Calling the authority indispensable, he told the committee, "702 allows us to stay a step ahead of foreign actors located outside the United States who pose a threat to national security. And the expiration of our 702 authorities would be devastating to the FBI’s ability to protect Americans from those threats.”
Wray, who took over as director in 2017, said that what made the current climate unique is that “so many of the threats are all elevated at the same time.”
But the 702 program has come under scrutiny in the last year following revelations that FBI analysts improperly searched the database of intelligence, including for information about people tied to the Jan. 6, 2021, riot at the U.S. Capitol and the racial justice protests of 2020.

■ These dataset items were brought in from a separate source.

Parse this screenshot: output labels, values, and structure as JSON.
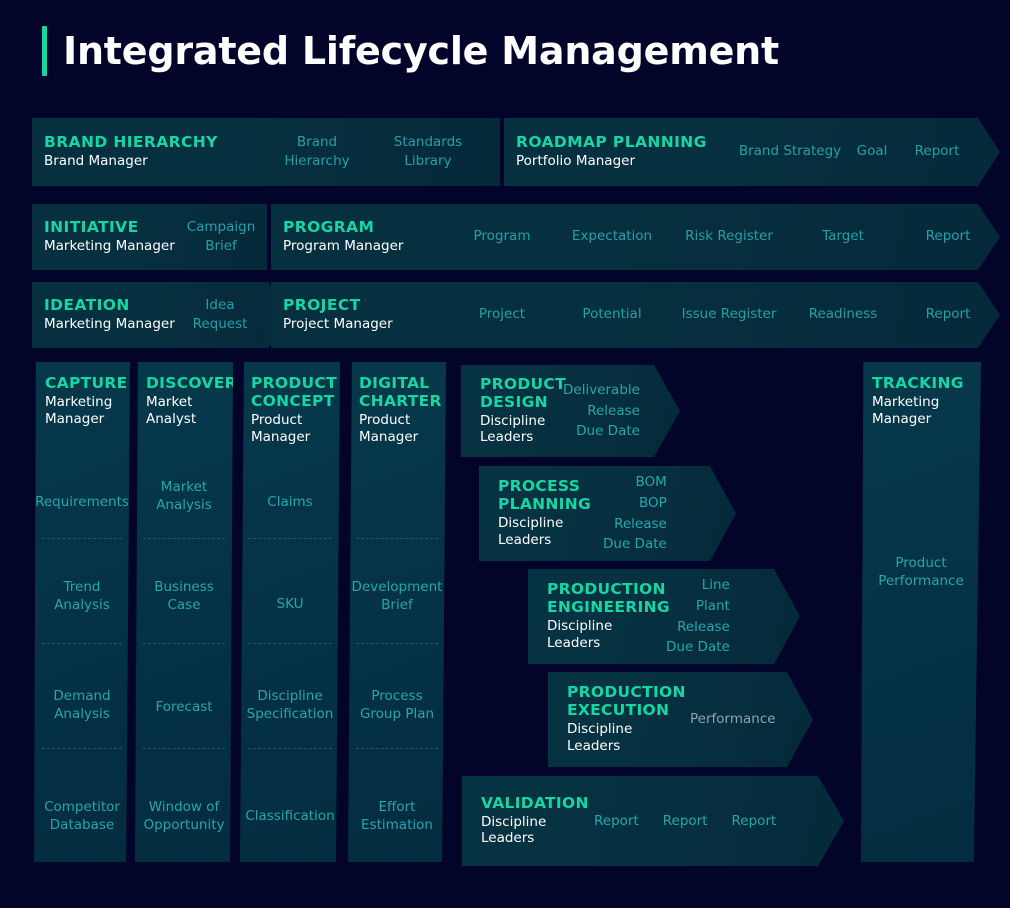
{
  "header": {
    "title": "Integrated Lifecycle Management"
  },
  "rows": [
    {
      "banners": [
        {
          "name": "brand-hierarchy",
          "title": "BRAND HIERARCHY",
          "role": "Brand Manager",
          "tags": [
            "Brand\nHierarchy",
            "Standards\nLibrary"
          ]
        },
        {
          "name": "roadmap-planning",
          "title": "ROADMAP PLANNING",
          "role": "Portfolio Manager",
          "tags": [
            "Brand Strategy",
            "Goal",
            "Report"
          ]
        }
      ]
    },
    {
      "banners": [
        {
          "name": "initiative",
          "title": "INITIATIVE",
          "role": "Marketing Manager",
          "tags": [
            "Campaign\nBrief"
          ]
        },
        {
          "name": "program",
          "title": "PROGRAM",
          "role": "Program Manager",
          "tags": [
            "Program",
            "Expectation",
            "Risk Register",
            "Target",
            "Report"
          ]
        }
      ]
    },
    {
      "banners": [
        {
          "name": "ideation",
          "title": "IDEATION",
          "role": "Marketing Manager",
          "tags": [
            "Idea\nRequest"
          ]
        },
        {
          "name": "project",
          "title": "PROJECT",
          "role": "Project Manager",
          "tags": [
            "Project",
            "Potential",
            "Issue Register",
            "Readiness",
            "Report"
          ]
        }
      ]
    }
  ],
  "columns": [
    {
      "name": "capture",
      "title": "CAPTURE",
      "role": "Marketing\nManager",
      "items": [
        "Requirements",
        "Trend\nAnalysis",
        "Demand\nAnalysis",
        "Competitor\nDatabase"
      ]
    },
    {
      "name": "discover",
      "title": "DISCOVER",
      "role": "Market\nAnalyst",
      "items": [
        "Market\nAnalysis",
        "Business\nCase",
        "Forecast",
        "Window of\nOpportunity"
      ]
    },
    {
      "name": "product-concept",
      "title": "PRODUCT\nCONCEPT",
      "role": "Product\nManager",
      "items": [
        "Claims",
        "SKU",
        "Discipline\nSpecification",
        "Classification"
      ]
    },
    {
      "name": "digital-charter",
      "title": "DIGITAL\nCHARTER",
      "role": "Product\nManager",
      "items": [
        "",
        "Development\nBrief",
        "Process\nGroup Plan",
        "Effort\nEstimation"
      ]
    }
  ],
  "tracking": {
    "name": "tracking",
    "title": "TRACKING",
    "role": "Marketing\nManager",
    "item": "Product\nPerformance"
  },
  "stages": [
    {
      "name": "product-design",
      "title": "PRODUCT\nDESIGN",
      "role": "Discipline\nLeaders",
      "tags": [
        "Deliverable",
        "Release",
        "Due Date"
      ],
      "layout": "stagger"
    },
    {
      "name": "process-planning",
      "title": "PROCESS\nPLANNING",
      "role": "Discipline\nLeaders",
      "tags": [
        "BOM",
        "BOP",
        "Release",
        "Due Date"
      ],
      "layout": "stagger"
    },
    {
      "name": "production-engineering",
      "title": "PRODUCTION\nENGINEERING",
      "role": "Discipline\nLeaders",
      "tags": [
        "Line",
        "Plant",
        "Release",
        "Due Date"
      ],
      "layout": "stagger"
    },
    {
      "name": "production-execution",
      "title": "PRODUCTION\nEXECUTION",
      "role": "Discipline\nLeaders",
      "tags": [
        "Performance"
      ],
      "layout": "single-muted"
    },
    {
      "name": "validation",
      "title": "VALIDATION",
      "role": "Discipline\nLeaders",
      "tags": [
        "Report",
        "Report",
        "Report"
      ],
      "layout": "row"
    }
  ],
  "colors": {
    "background": "#03042a",
    "accent": "#16d6a4",
    "tag_text": "#27a6ad",
    "role_text": "#ffffff",
    "panel_fill": "#063343"
  }
}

Those concerns have brought together Democrats who are longtime vocal champions of civil liberties, including Sen. Ron Wyden of Oregon, with Republican supporters of former President Donald Trump who are still angry over surveillance missteps made during the Russia investigation of 2016.
Wray and the White House have balked at the idea that the FBI should be required to get a warrant before searching the intelligence database for information about Americans and others inside the U.S.
The FBI director said such a requirement would be both legally unnecessary and would hold up the bureau in trying to disrupt fast-moving national security threats.
If a warrant requirement is the path chosen, Wray said, “What if there were a terrorist attack that we had a shot to prevent, but couldn’t take it, because the FBI was deprived of the ability under 702 to look at key information already sitting in our holdings?”
Sen. Chris Coons, a Delaware Democrat who said he had not yet made up his mind on how he’d vote, asked Wray whether a more narrow reform advanced by two of his Senate colleagues might be more acceptable.
He said Democratic Sen. Mark Warner and Republican Sen. Marco Rubio, the leaders of the Senate intelligence committee, had proposed a bill that would prohibit database queries on U.S. citizens that are designed to find evidence of a crime without a court order while still allowing warrantless searches for the purpose of finding foreign intelligence information.
Wray responded that that proposal might provide a viable path forward, but noted that searches of the database for the sole purpose of finding evidence of a crime were very rare.
Illinois Sen. Dick Durbin, the Democratic chairman of the Senate Judiciary Committee, summed up the issue by telling Wray that though “there was no question” that Section 702 was a “critical tool for collecting foreign intelligence” he would encourage significant reforms to protect the privacy of “innocent Americans.”